Teachers attacked by pupils
Four out of 10 teachers have experienced violence from pupils at school.
According to a survey by Association of Teachers and Lecturers (ATL) of more than 1,000 educators, many said they have been met with physical violence in the classroom.
This includes students kicking, punching, spitting and even using weapons towards them.
It also found many more had to deal with insults, threats, bullying and harassment.
Nine out of 10 had to deal with challenging behaviour, such as swearing or shouting, in the past year, with more than half having an object thrown at them.
A Department for Education spokesman said: "Teachers and school staff have a right to feel safe while doing their jobs and violence towards them is completely unacceptable.
"We have taken decisive action to put teachers back in charge of the classroom by giving them the powers they need to tackle poor behaviour and discipline.

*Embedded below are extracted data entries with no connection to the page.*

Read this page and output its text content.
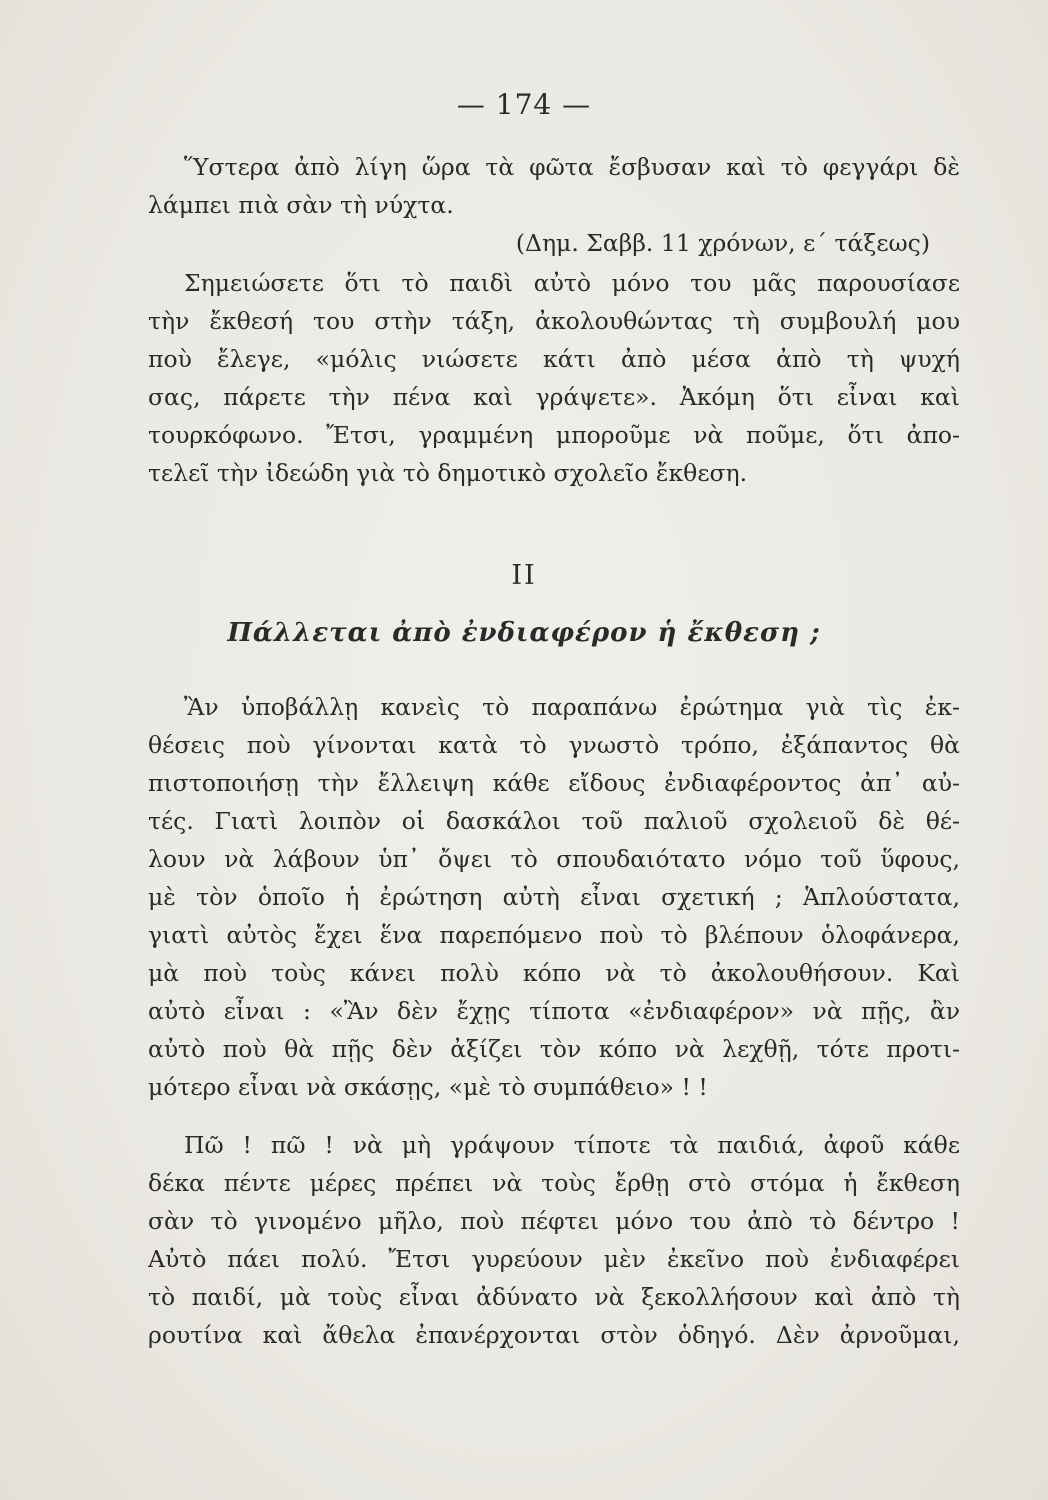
— 174 —
Ὕστερα ἀπὸ λίγη ὥρα τὰ φῶτα ἔσβυσαν καὶ τὸ φεγγάρι δὲ
λάμπει πιὰ σὰν τὴ νύχτα.
(Δημ. Σαββ. 11 χρόνων, ε΄ τάξεως)
Σημειώσετε ὅτι τὸ παιδὶ αὐτὸ μόνο του μᾶς παρουσίασε
τὴν ἔκθεσή του στὴν τάξη, ἀκολουθώντας τὴ συμβουλή μου
ποὺ ἔλεγε, «μόλις νιώσετε κάτι ἀπὸ μέσα ἀπὸ τὴ ψυχή
σας, πάρετε τὴν πένα καὶ γράψετε». Ἀκόμη ὅτι εἶναι καὶ
τουρκόφωνο. Ἔτσι, γραμμένη μποροῦμε νὰ ποῦμε, ὅτι ἀπο-
τελεῖ τὴν ἰδεώδη γιὰ τὸ δημοτικὸ σχολεῖο ἔκθεση.
II
Πάλλεται ἀπὸ ἐνδιαφέρον ἡ ἔκθεση ;
Ἂν ὑποβάλλῃ κανεὶς τὸ παραπάνω ἐρώτημα γιὰ τὶς ἐκ-
θέσεις ποὺ γίνονται κατὰ τὸ γνωστὸ τρόπο, ἐξάπαντος θὰ
πιστοποιήσῃ τὴν ἔλλειψη κάθε εἴδους ἐνδιαφέροντος ἀπ᾽ αὐ-
τές. Γιατὶ λοιπὸν οἱ δασκάλοι τοῦ παλιοῦ σχολειοῦ δὲ θέ-
λουν νὰ λάβουν ὑπ᾽ ὄψει τὸ σπουδαιότατο νόμο τοῦ ὕφους,
μὲ τὸν ὁποῖο ἡ ἐρώτηση αὐτὴ εἶναι σχετική ; Ἁπλούστατα,
γιατὶ αὐτὸς ἔχει ἕνα παρεπόμενο ποὺ τὸ βλέπουν ὁλοφάνερα,
μὰ ποὺ τοὺς κάνει πολὺ κόπο νὰ τὸ ἀκολουθήσουν. Καὶ
αὐτὸ εἶναι : «Ἂν δὲν ἔχῃς τίποτα «ἐνδιαφέρον» νὰ πῇς, ἂν
αὐτὸ ποὺ θὰ πῇς δὲν ἀξίζει τὸν κόπο νὰ λεχθῇ, τότε προτι-
μότερο εἶναι νὰ σκάσῃς, «μὲ τὸ συμπάθειο» ! !
Πῶ ! πῶ ! νὰ μὴ γράψουν τίποτε τὰ παιδιά, ἀφοῦ κάθε
δέκα πέντε μέρες πρέπει νὰ τοὺς ἔρθῃ στὸ στόμα ἡ ἔκθεση
σὰν τὸ γινομένο μῆλο, ποὺ πέφτει μόνο του ἀπὸ τὸ δέντρο !
Αὐτὸ πάει πολύ. Ἔτσι γυρεύουν μὲν ἐκεῖνο ποὺ ἐνδιαφέρει
τὸ παιδί, μὰ τοὺς εἶναι ἀδύνατο νὰ ξεκολλήσουν καὶ ἀπὸ τὴ
ρουτίνα καὶ ἄθελα ἐπανέρχονται στὸν ὁδηγό. Δὲν ἀρνοῦμαι,
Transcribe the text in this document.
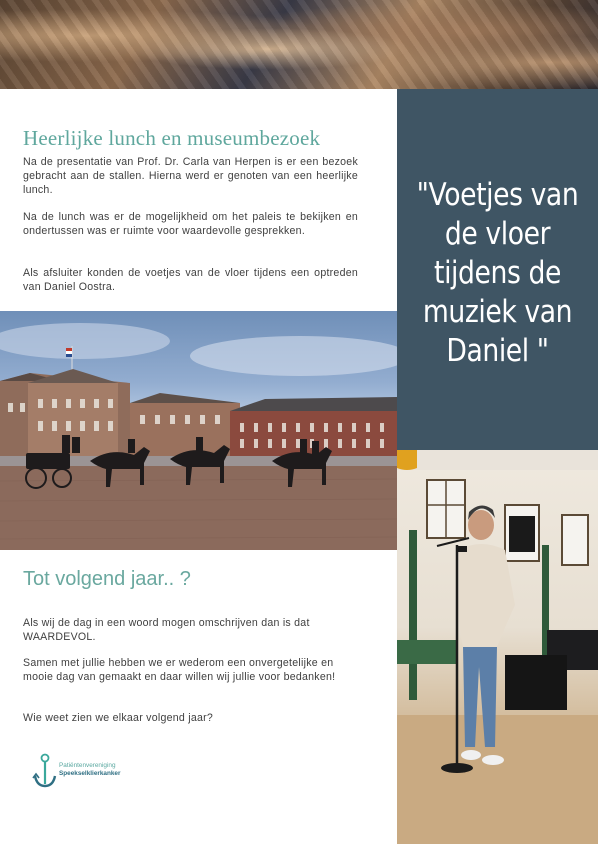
Heerlijke lunch en museumbezoek

Na de presentatie van Prof. Dr. Carla van Herpen is er een bezoek gebracht aan de stallen. Hierna werd er genoten van een heerlijke lunch.

Na de lunch was er de mogelijkheid om het paleis te bekijken en ondertussen was er ruimte voor waardevolle gesprekken.

Als afsluiter konden de voetjes van de vloer tijdens een optreden van Daniel Oostra.

"Voetjes van de vloer tijdens de muziek van Daniel "

Tot volgend jaar.. ?

Als wij de dag in een woord mogen omschrijven dan is dat WAARDEVOL.

Samen met jullie hebben we er wederom een onvergetelijke en mooie dag van gemaakt en daar willen wij jullie voor bedanken!

Wie weet zien we elkaar volgend jaar?

Patiëntenvereniging
Speekselklierkanker
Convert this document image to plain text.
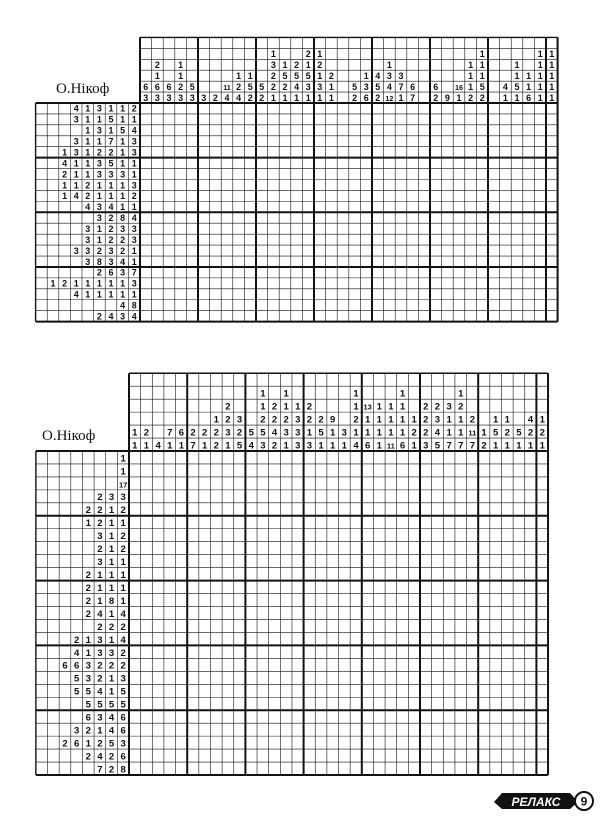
6
3
2
1
6
3
6
3
1
1
2
3
5
3 3 2
11
4
1
2
4
1
5
2
5
2
1
3
2
2
1
1
5
2
1
2
5
4
1
2
1
5
3
1
1
2
1
3
1
2
1
1
5
2
1
3
6
4
5
2
1
3
4
12
3
7
1
6
7
6
2 9
16
1
1
1
1
2
1
1
1
5
2
4
1
1
1
5
1
1
1
6
1
1
1
1
1
1
1
1
1
1
4 1 3 1 1 2
3 1 1 5 1 1
1 3 1 5 4
3 1 1 7 1 3
1 3 1 2 2 1 3
4 1 1 3 5 1 1
2 1 1 3 3 3 1
1 1 2 1 1 1 3
1 4 2 1 1 1 2
4 3 4 1 1
3 2 8 4
3 1 2 3 3
3 1 2 2 3
3 3 2 3 2 1
3 8 3 4 1
2 6 3 7
1 2 1 1 1 1 1 3
4 1 1 1 1 1
4 8
2 4 3 4
1
1
2
1 4
7
1
6
1
2
7
2
1
1
2
2
2
2
3
1
3
2
5
5
4
1
1
2
5
3
2
2
4
2
1
1
2
3
1
1
3
3
3
2
2
1
3
2
5
1
9
1
1
3
1
1
1
2
1
4
13
1
1
6
1
1
1
1
1
1
1
11
1
1
1
1
6
1
2
1
2
2
2
3
2
3
4
5
3
1
1
7
1
2
1
1
7
2
11
7
1
2
1
5
1
1
2
1
5
1
4
2
1
1
2
1
1
1
17
2 3 3
2 2 1 2
1 2 1 1
3 1 2
2 1 2
3 1 1
2 1 1 1
2 1 1 1
2 1 8 1
2 4 1 4
2 2 2
2 1 3 1 4
4 1 3 3 2
6 6 3 2 2 2
5 3 2 1 3
5 5 4 1 5
5 5 5 5
6 3 4 6
3 2 1 4 6
2 6 1 2 5 3
2 4 2 6
7 2 8
О.Нікоф
О.Нікоф
РЕЛАКС 9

"We have scrapped 'no touch' rules that stopped teachers removing disruptive pupils from classrooms, and ensured schools' decisions on exclusions can no longer be overruled."
The top reason for children being aggressive, challenging or disruptive is thought to be lack of boundaries and manners at home.
School staff also thought that relationship breakdown within a family and a lack of positive role models were key reasons for poor behaviour.
According to a research carried out last year, mums and dads still believe manners are the most important life skill children must learn.
A survey by Chessington World of Adventures found the topping the list was teaching children to say please and thank you.
Life skills such as how to negotiate, avoiding unnecessary dramas and offering a firm handshake also ranked highly.